Although the progression of the economy is very slow, Schewel is optimistic that Durham’s progression will move a lot faster.

“I think the economy is going to get better, it’s just going to take a while,” said Schewel. “In Durham we can improve faster than the national economy.”

“I think it’s going to be a slow climb, but Durham can do better than the nation as a whole.”

He has plans to help the unemployment problem in Durham and help people find the available jobs that are present.

“I think that the city cannot provide employment for everyone but what we can do is provide job training and connect people to the jobs that are out there,” he said.

“We can create a public transportation system so people can get to the jobs, and the city can play a big role in the housing.”

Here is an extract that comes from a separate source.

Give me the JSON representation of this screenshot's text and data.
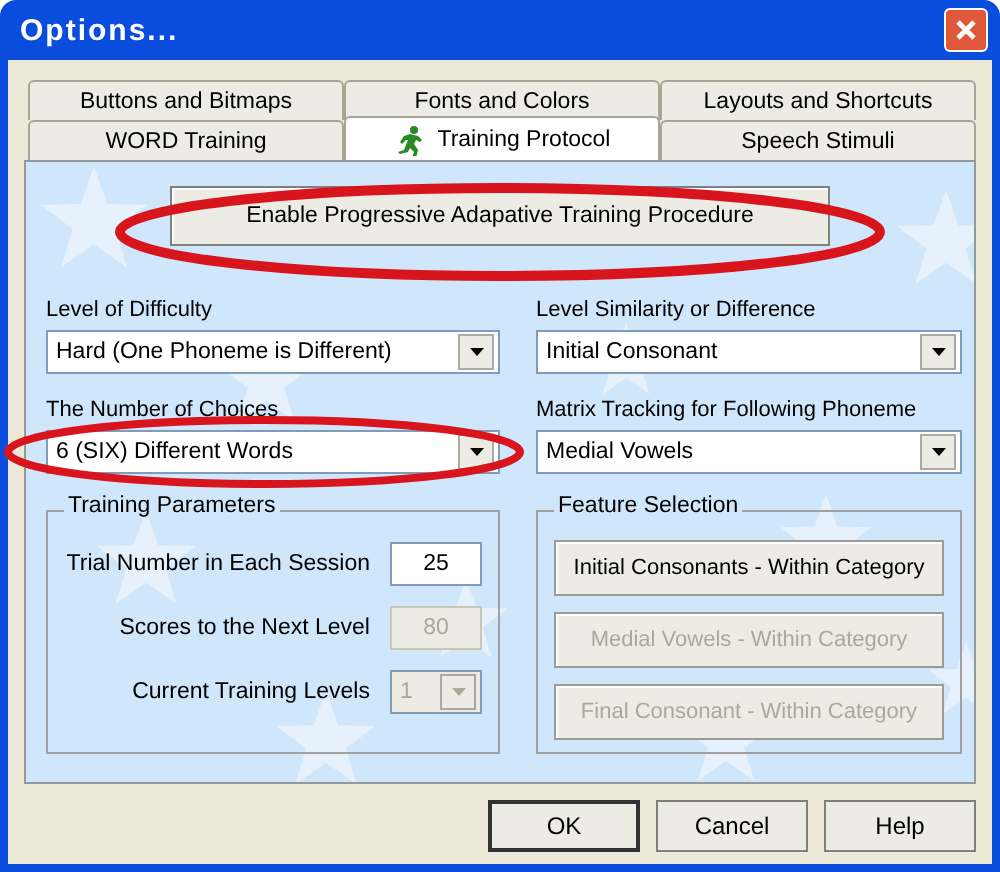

Schewel is also a strong advocate for President Obama’s proposed jobs bill and he encourages people to get involved so that they can help Congress get the bill passed.  He believes that if the House of Representatives were to allow it then it could create many jobs and relieve that amount of unemployed people in the U.S.

“So many people are pulling together in the community,” said Schewel. “We need to fix those conditions so that kids can live in peaceful neighborhoods and we’ll do a better job educating our kids so they can have a much brighter future.”

Schewel is also the founder and majority owner of the Independent Weekly, and a visiting assistant professor of public policy at Duke University.

Bruce dePyssler, an associate professor at N. C. Central University, worked under Schewel at the Independent Weekly in the early ’90s, and speaks highly of him.

“He’s done a lot for Durham and he’s wonderful to work with,” said dePyssler. “He’ll be a wonderful city councilman, as good as they can be.”

“He’s got a broad perspective of Durham,” he said. “Durham isn’t just about the upscale, it’s about the community.”

Forte-Brown echoes the same sentiments.

“Steve Schewel was a very informed, committed servant of Durham,” said Forte-Brown. “He believes in making sure there is equity on every level for all of Durham.”

“I guess you can say I’m a Steve Schewel fan,” said Forte-Brown.